Meyer Wilson

Recovering Losses Caused By Investment Misconduct

New Details Emerge in Dayton, Ohio Ponzi Scheme Case

A federal complaint accuses William Apostelos and wife Connie Apostelos of running a Ponzi scheme involving 450 investors and losses of more than $30 million.

William Apostelos and his wife Connie are reportedly under investigation by the Federal Bureau of Investigation for operating a massive Ponzi scheme that is believed to have duped at least 213 victims out of tens of millions of dollars. According to an affidavit submitted by an FBI agent in a federal forfeiture proceeding, authorities believe probable cause exists to suspect that William Apostelos, his wife Connie Apostelos, Scott Doak, and Rebekah Fairchild were involved in the scheme together.

Allegations against the couple originally came out last fall when federal officials accused Mr. and Mrs. Apostelos of stealing more than $50 million from approximately 160 investors in the Miami area.

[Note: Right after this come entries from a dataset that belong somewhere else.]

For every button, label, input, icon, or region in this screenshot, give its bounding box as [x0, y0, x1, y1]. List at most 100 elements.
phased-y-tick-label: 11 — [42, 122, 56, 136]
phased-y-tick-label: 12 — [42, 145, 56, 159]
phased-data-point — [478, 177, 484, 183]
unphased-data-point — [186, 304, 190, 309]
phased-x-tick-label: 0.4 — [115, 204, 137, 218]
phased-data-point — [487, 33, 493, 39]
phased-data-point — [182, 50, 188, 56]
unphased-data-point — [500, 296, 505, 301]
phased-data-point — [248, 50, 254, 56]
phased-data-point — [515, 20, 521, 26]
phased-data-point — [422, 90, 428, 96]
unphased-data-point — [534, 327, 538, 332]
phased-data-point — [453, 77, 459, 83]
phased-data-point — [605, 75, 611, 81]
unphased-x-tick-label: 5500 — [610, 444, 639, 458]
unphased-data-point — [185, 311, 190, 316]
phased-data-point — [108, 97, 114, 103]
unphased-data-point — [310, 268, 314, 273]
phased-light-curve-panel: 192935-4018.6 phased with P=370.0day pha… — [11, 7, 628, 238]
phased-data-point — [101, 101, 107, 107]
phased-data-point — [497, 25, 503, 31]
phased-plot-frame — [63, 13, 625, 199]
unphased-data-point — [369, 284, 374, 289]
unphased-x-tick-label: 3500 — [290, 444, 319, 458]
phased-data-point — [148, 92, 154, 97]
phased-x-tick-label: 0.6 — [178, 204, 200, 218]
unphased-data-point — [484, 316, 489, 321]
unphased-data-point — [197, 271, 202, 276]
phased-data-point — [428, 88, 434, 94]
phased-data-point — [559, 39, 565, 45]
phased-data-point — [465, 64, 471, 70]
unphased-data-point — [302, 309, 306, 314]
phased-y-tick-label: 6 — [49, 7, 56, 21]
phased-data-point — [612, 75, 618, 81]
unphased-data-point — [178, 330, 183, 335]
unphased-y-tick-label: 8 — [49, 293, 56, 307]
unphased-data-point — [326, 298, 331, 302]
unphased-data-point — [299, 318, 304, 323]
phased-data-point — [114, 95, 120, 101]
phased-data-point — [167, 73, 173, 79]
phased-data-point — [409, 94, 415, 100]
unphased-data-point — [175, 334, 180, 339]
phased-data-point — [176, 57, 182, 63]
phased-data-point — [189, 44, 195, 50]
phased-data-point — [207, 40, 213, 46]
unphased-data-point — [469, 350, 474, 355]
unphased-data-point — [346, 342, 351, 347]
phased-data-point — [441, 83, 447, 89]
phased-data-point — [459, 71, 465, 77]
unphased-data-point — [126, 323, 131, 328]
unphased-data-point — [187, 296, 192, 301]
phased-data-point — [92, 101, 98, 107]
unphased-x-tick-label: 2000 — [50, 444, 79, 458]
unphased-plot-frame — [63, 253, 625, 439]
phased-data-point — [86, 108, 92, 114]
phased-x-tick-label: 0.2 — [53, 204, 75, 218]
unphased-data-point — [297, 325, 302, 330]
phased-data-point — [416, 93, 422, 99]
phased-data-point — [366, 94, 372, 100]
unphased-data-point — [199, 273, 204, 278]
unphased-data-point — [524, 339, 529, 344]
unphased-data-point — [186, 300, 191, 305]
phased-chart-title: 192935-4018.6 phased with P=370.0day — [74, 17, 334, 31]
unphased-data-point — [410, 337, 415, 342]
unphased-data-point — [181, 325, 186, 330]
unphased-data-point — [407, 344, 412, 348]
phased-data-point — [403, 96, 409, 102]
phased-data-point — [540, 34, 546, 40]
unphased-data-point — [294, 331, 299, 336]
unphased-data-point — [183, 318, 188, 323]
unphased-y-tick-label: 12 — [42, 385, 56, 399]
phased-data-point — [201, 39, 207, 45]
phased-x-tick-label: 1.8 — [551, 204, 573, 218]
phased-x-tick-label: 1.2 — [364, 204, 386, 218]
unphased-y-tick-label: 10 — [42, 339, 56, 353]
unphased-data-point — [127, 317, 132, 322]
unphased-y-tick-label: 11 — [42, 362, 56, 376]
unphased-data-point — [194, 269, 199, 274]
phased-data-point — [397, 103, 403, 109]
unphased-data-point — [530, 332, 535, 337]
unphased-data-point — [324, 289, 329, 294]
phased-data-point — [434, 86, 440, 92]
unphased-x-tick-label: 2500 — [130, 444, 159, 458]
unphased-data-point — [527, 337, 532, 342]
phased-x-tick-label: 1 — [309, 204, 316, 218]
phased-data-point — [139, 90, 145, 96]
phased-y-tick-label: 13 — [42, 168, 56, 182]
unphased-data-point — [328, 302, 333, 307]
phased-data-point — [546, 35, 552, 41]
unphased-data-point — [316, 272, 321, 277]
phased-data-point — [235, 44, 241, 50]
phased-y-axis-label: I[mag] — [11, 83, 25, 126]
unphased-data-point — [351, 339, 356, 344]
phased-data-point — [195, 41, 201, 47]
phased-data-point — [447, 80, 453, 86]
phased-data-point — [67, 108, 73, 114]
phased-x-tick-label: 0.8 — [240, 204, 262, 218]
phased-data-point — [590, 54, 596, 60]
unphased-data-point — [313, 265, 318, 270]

The affidavit reveals new details about the couple and their alleged scheme, including allegations that they spent $35,000 a month on the wife’s horse racing business and accusations that the husband took approximately $17 million from his investors and placed it in his personal bank accounts. The affidavit also details the lengths the couple allegedly went to in order to hide their misconduct and fend off aggrieved investors.

The affidavit also detailed the alleged pitches that were made to various investors. For example, one investor was allegedly told that his $395,000 investment would be used to purchase an Ohio farm that would be quickly resold at a profit. In another example, a victim was allegedly told that his $100,000 investment would be used to invest in stocks through a TD Ameritrade account and was provided a TD Ameritrade website where he could track his investment. However, the affidavit alleged that the TD Ameritrade website provided to the victim was not a real trading account, but instead a training account program that did not trade real money.

Apostelos also faces a separate forced bankruptcy and a civil case in the U.S. District Court for the Southern District of Ohio. Despite the accusations that have been brought against the couple, there have been no criminal charges filed yet. When asked about an indictment, the assistant U.S. attorney could neither confirm nor deny if one is pending.